Judge denies lawmaker request for compliance on Epstein files law
Published in News & Features
A federal judge in New York on Wednesday denied a request from the main backers of the Epstein Files Transparency Act to appoint someone to oversee the Justice Department’s efforts to comply with the law.
Judge Paul Engelmayer of the U.S. District Court for the Southern District of New York, issued an opinion that denied a request from Reps. Thomas Massie, R-Ky., and Ro Khanna, D-Calif., to appoint a “Special Master and/or Independent Monitor.”
Engelmayer wrote that questions raised by the lawmakers and the victims “are undeniably important and timely,” and “raise legitimate concerns about whether DOJ is faithfully complying with federal law.”
But he wrote that he has no authority to enforce the Epstein law in the essentially closed criminal case, United States v. Ghislaine Maxwell, the place lawmakers sought the court action.
“The Representatives have not articulated how the criminal statutes under which Maxwell was charged would empower the Court to enforce the EFTA,” Engelmayer wrote.
The lawmakers also did not cite any case to show that federal district court power to hear criminal cases also “carries with it the authority to superintend enforcement of the EFTA, a civil records-disclosure statute,” the judge wrote. “No provision of the EFTA vests this Court with that authority.”
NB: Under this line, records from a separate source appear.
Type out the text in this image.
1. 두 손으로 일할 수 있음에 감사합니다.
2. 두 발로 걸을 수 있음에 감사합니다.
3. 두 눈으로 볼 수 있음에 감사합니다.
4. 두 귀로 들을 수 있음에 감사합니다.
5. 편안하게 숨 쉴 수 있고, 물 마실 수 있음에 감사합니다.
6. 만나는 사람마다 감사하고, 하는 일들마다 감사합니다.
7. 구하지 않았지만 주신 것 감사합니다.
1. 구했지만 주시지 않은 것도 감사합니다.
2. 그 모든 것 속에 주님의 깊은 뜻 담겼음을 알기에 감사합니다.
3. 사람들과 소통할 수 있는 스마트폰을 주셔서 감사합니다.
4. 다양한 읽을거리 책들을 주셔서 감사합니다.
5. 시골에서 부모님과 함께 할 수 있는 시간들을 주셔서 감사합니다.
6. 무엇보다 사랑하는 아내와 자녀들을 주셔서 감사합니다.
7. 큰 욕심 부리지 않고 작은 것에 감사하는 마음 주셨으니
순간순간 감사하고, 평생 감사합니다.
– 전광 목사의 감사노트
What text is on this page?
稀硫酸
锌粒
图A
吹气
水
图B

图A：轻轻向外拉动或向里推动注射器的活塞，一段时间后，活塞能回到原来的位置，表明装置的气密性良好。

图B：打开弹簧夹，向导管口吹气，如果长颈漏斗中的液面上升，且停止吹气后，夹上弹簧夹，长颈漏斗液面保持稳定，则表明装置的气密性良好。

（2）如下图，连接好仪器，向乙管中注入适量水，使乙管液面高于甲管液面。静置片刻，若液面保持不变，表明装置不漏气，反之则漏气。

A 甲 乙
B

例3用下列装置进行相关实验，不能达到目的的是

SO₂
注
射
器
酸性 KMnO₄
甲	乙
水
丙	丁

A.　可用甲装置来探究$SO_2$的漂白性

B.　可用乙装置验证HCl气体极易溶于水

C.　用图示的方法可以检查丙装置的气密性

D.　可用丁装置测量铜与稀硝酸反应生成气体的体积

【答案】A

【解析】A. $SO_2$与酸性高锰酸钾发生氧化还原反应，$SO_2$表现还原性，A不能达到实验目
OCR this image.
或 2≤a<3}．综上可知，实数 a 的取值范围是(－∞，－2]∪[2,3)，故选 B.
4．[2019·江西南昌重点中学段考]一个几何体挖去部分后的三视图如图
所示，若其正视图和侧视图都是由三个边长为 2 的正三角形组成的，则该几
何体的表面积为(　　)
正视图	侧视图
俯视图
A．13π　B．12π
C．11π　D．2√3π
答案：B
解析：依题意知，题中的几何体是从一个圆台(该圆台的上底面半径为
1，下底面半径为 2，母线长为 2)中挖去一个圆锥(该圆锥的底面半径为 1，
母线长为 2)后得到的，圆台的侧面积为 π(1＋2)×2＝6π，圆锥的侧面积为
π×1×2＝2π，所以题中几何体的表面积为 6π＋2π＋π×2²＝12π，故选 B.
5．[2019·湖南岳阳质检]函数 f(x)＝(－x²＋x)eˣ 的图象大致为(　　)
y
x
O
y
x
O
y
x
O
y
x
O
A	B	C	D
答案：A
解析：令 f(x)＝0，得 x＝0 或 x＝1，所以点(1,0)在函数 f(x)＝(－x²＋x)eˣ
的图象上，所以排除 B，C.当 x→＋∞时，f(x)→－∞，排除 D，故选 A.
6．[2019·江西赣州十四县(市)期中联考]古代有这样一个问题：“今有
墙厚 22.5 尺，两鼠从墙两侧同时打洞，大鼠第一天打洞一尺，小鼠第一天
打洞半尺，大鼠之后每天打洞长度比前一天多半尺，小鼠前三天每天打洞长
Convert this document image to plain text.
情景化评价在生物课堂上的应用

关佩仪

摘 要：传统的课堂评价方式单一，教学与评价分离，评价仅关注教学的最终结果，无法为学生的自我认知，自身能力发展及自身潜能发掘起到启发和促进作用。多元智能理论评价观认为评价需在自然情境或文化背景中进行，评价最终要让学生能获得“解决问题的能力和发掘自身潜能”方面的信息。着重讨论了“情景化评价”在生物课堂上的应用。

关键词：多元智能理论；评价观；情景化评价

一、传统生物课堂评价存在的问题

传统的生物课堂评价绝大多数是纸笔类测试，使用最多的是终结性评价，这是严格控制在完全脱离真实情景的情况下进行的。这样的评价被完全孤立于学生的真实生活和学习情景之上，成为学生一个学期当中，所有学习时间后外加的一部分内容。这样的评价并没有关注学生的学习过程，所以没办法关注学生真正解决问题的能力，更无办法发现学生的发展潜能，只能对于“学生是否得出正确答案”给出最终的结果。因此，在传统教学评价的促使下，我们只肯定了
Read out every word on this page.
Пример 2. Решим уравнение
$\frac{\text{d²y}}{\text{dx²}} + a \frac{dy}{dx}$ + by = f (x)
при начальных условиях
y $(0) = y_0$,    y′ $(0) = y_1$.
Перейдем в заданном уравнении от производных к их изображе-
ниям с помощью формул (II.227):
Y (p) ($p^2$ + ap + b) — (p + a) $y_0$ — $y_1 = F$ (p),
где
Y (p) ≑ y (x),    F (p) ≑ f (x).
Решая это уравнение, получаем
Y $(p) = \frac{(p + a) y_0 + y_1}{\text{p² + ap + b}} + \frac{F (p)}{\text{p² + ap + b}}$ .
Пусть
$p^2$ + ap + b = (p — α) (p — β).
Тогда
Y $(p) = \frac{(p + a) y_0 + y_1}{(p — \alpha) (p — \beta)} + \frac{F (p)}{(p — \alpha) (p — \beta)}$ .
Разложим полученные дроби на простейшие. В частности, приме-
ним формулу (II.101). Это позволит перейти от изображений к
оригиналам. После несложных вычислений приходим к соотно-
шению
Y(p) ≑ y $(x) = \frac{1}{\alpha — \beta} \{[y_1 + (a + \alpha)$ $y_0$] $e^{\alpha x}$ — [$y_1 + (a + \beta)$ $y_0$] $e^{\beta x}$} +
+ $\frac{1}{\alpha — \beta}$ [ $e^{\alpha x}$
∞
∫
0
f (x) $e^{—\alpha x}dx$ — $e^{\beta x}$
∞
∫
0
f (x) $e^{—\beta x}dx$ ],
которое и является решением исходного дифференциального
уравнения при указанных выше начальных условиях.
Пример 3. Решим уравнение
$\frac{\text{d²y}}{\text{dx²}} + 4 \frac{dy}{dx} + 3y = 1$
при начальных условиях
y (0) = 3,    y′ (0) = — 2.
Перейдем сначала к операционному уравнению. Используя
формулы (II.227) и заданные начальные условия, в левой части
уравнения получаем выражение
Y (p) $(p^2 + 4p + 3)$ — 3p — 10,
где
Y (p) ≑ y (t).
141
And Engelmayer also wrote that the lawmakers are not permitted to join the case because they are not a party to the criminal case and “appointment of a neutral to supervise DOJ’s compliance with the EFTA is far afield from any matter pending before the Court.”
The decision does not opine on whether the lawmakers would have the right to initiate a separate lawsuit, a point the Justice Department raised when opposing the appointment of a special master.
“The Representatives are also, of course, at liberty to pursue oversight of DOJ via the tools available to Congress,” Engelmayer wrote.
In November, Congress overwhelmingly passed legislation ordering the release of documents by a mid-December deadline. The department released a trove of investigative documents on the deadline date and published further documents afterward but hasn’t met the statute’s demands that all the records be released by the December deadline.
Massie and Khanna argued in court the Justice Department not only did not meet the deadline, but did not submit a required report to Congress, overly redacted the files it has released, among other compliance complaints.